Gary has lectured in political and academic forums throughout Europe, South Africa, the Middle East and the U.S.A. on lessons from the Irish peace process. He has been interviewed on CNN, BBC, ITV and various radio programs. He holds a PhD in Psychology from the University of Ulster, completed his theological studies at Queens University, and a Bachelor’s in Business Studies from the University of Ulster.
Gary is a Senior Research Fellow at the Kennedy Institute for Conflict Intervention at Maynooth University in Ireland. He is an Adjunct Professor at the Candler School of Theology at Emory University in Atlanta. Gary is a faculty advisor and partner to the Harvard University program Negotiation Strategies Institute.
Director Erez Laufer has been working in the documentary world for the last 30 years internationally. He has worked on numerous projects with renowned filmmakers Chris Hegedus and D. A. Pennebaker, including on the Oscar nominated The War Room for Best Documentary (1993). He co-edited Laura Poitras’ Oscar nominated My Country, My Country (2006).
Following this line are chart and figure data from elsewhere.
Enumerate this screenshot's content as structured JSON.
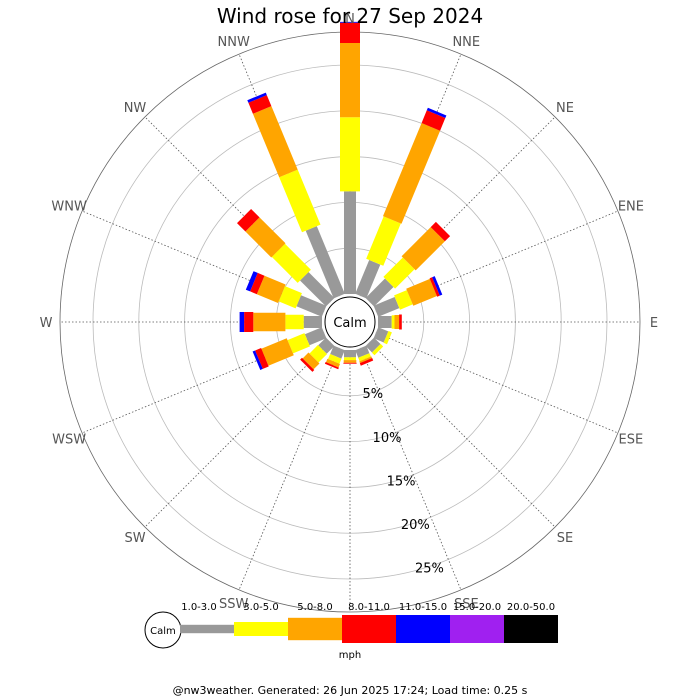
{
  "title": "Wind rose for 27 Sep 2024",
  "footer": "@nw3weather. Generated: 26 Jun 2025 17:24; Load time: 0.25 s",
  "chart_data": {
    "type": "wind-rose",
    "title": "Wind rose for 27 Sep 2024",
    "units": "mph",
    "calm_label": "Calm",
    "directions": [
      "N",
      "NNE",
      "NE",
      "ENE",
      "E",
      "ESE",
      "SE",
      "SSE",
      "S",
      "SSW",
      "SW",
      "WSW",
      "W",
      "WNW",
      "NW",
      "NNW"
    ],
    "radial_ticks": [
      {
        "value": 5,
        "label": "5%"
      },
      {
        "value": 10,
        "label": "10%"
      },
      {
        "value": 15,
        "label": "15%"
      },
      {
        "value": 20,
        "label": "20%"
      },
      {
        "value": 25,
        "label": "25%"
      }
    ],
    "rmax": 28.6,
    "speed_bins": [
      {
        "label": "1.0-3.0",
        "color": "#999999"
      },
      {
        "label": "3.0-5.0",
        "color": "#ffff00"
      },
      {
        "label": "5.0-8.0",
        "color": "#ffa500"
      },
      {
        "label": "8.0-11.0",
        "color": "#ff0000"
      },
      {
        "label": "11.0-15.0",
        "color": "#0000ff"
      },
      {
        "label": "15.0-20.0",
        "color": "#a020f0"
      },
      {
        "label": "20.0-50.0",
        "color": "#000000"
      }
    ],
    "cumulative_percent": {
      "N": [
        11.2,
        19.3,
        27.4,
        29.6,
        29.7
      ],
      "NNE": [
        4.0,
        9.0,
        20.0,
        21.5,
        21.8
      ],
      "NE": [
        3.0,
        6.0,
        10.5,
        11.3
      ],
      "ENE": [
        2.5,
        4.0,
        6.8,
        7.1,
        7.4
      ],
      "E": [
        1.5,
        1.8,
        2.3,
        2.6
      ],
      "ESE": [
        1.2,
        1.6
      ],
      "SE": [
        1.0,
        1.4
      ],
      "SSE": [
        0.9,
        1.3,
        1.5,
        1.8
      ],
      "S": [
        0.8,
        1.1,
        1.4,
        1.5
      ],
      "SSW": [
        1.0,
        1.6,
        2.0,
        2.2
      ],
      "SW": [
        1.2,
        2.5,
        3.4,
        3.7
      ],
      "WSW": [
        2.0,
        4.0,
        7.0,
        7.7,
        8.0
      ],
      "W": [
        2.0,
        4.0,
        7.5,
        8.5,
        9.0
      ],
      "WNW": [
        3.0,
        5.0,
        7.5,
        8.3,
        8.8
      ],
      "NW": [
        4.0,
        8.0,
        12.0,
        13.3
      ],
      "NNW": [
        8.0,
        14.5,
        22.0,
        23.3,
        23.6
      ]
    }
  }
}
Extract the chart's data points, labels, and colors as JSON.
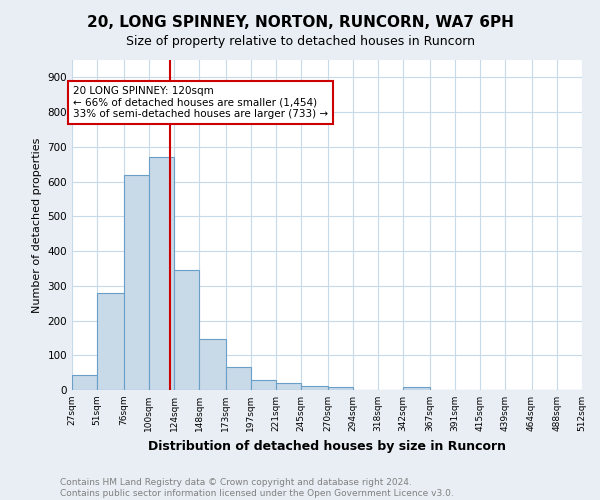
{
  "title1": "20, LONG SPINNEY, NORTON, RUNCORN, WA7 6PH",
  "title2": "Size of property relative to detached houses in Runcorn",
  "xlabel": "Distribution of detached houses by size in Runcorn",
  "ylabel": "Number of detached properties",
  "footnote": "Contains HM Land Registry data © Crown copyright and database right 2024.\nContains public sector information licensed under the Open Government Licence v3.0.",
  "bin_edges": [
    27,
    51,
    76,
    100,
    124,
    148,
    173,
    197,
    221,
    245,
    270,
    294,
    318,
    342,
    367,
    391,
    415,
    439,
    464,
    488,
    512
  ],
  "bar_heights": [
    42,
    278,
    620,
    670,
    345,
    148,
    65,
    30,
    20,
    12,
    10,
    0,
    0,
    8,
    0,
    0,
    0,
    0,
    0,
    0
  ],
  "bar_color": "#c8d9e8",
  "bar_edge_color": "#6aa0c7",
  "red_line_x": 120,
  "red_line_color": "#cc0000",
  "annotation_line1": "20 LONG SPINNEY: 120sqm",
  "annotation_line2": "← 66% of detached houses are smaller (1,454)",
  "annotation_line3": "33% of semi-detached houses are larger (733) →",
  "annotation_box_color": "#cc0000",
  "annotation_box_bg": "#ffffff",
  "ylim": [
    0,
    950
  ],
  "yticks": [
    0,
    100,
    200,
    300,
    400,
    500,
    600,
    700,
    800,
    900
  ],
  "tick_labels": [
    "27sqm",
    "51sqm",
    "76sqm",
    "100sqm",
    "124sqm",
    "148sqm",
    "173sqm",
    "197sqm",
    "221sqm",
    "245sqm",
    "270sqm",
    "294sqm",
    "318sqm",
    "342sqm",
    "367sqm",
    "391sqm",
    "415sqm",
    "439sqm",
    "464sqm",
    "488sqm",
    "512sqm"
  ],
  "background_color": "#e8eef4",
  "plot_background": "#ffffff",
  "grid_color": "#c8d9e8",
  "title1_fontsize": 11,
  "title2_fontsize": 9,
  "xlabel_fontsize": 9,
  "ylabel_fontsize": 8,
  "footnote_fontsize": 6.5
}
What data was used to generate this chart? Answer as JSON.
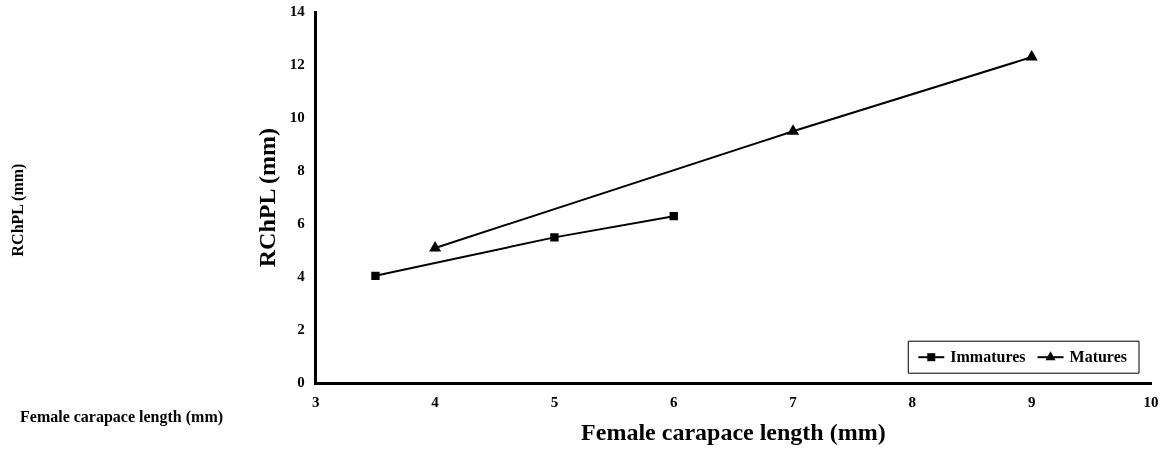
{
  "chart_data": {
    "type": "line",
    "xlabel": "Female carapace length (mm)",
    "ylabel": "RChPL (mm)",
    "annotations": [
      "RChPL (mm)",
      "Female carapace length (mm)"
    ],
    "series": [
      {
        "name": "Immatures",
        "color": "#000000",
        "marker": "square",
        "x": [
          3.5,
          5,
          6
        ],
        "values": [
          4.05,
          5.5,
          6.3
        ]
      },
      {
        "name": "Matures",
        "color": "#000000",
        "marker": "triangle",
        "x": [
          4,
          7,
          9
        ],
        "values": [
          5.1,
          9.5,
          12.3
        ]
      }
    ],
    "xlim": [
      3,
      10
    ],
    "xticks": [
      3,
      4,
      5,
      6,
      7,
      8,
      9,
      10
    ],
    "ylim": [
      0,
      14
    ],
    "yticks": [
      0,
      2,
      4,
      6,
      8,
      10,
      12,
      14
    ],
    "grid": false,
    "legend": "bottom right",
    "line_style": "solid"
  }
}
His latest film Rabin in His Own Words won the award for Best Documentary at Haifa International Film Festival 2015. His film Mike Brant, Laisse-Moi T’aimer was awarded the 2002 Israeli Academy Award for Best Documentary, and had its international premiere at the Directors Fortnight, Cannes Film Festival 2003. Erez was also involved with numerous international documentary film projects such as STEPS, Why Democracy? and many more.
James Sebenius specializes in analyzing and advising on complex negotiations. He holds the Gordon Donaldson Professorship of Business Administration at Harvard Business School. In 1993, he took the lead in the School’s decision–unique among major business schools–to make negotiation a required course in the MBA Program and to create a Negotiation Unit (department) which he headed for several years. The Negotiation Unit grew to several full-time negotiation faculty teaching the required course to over 800 students per year as well as offering advanced dealmaking and negotiation courses to MBAs, doctoral students, and executives. The Negotiation Unit subsequently merged with the School’s Organization and Markets Unit to form a new Unit, “Negotiation, Organizations, and Markets (NOM).”
Formerly on the faculty of Harvard’s Kennedy School of Government, Jim also currently serves as Vice Chair and as a member of the Executive Committee of the Program on Negotiation (PON) at Harvard Law School. At PON, he chairs the University’s Great Negotiator Award program, which has intensively engaged with negotiators such as Richard Holbrooke, Lakhdar Brahimi, George Mitchell, and Bruce Wasserstein. He also co-directs a project (with Nick Burns and Bob Mnookin) to extensively interview all former U.S. Secretaries of State—including James Baker, George Shultz, Henry Kissinger, Madeleine Albright, Colin Powell, and Condoleezza Rice—about their most challenging negotiations.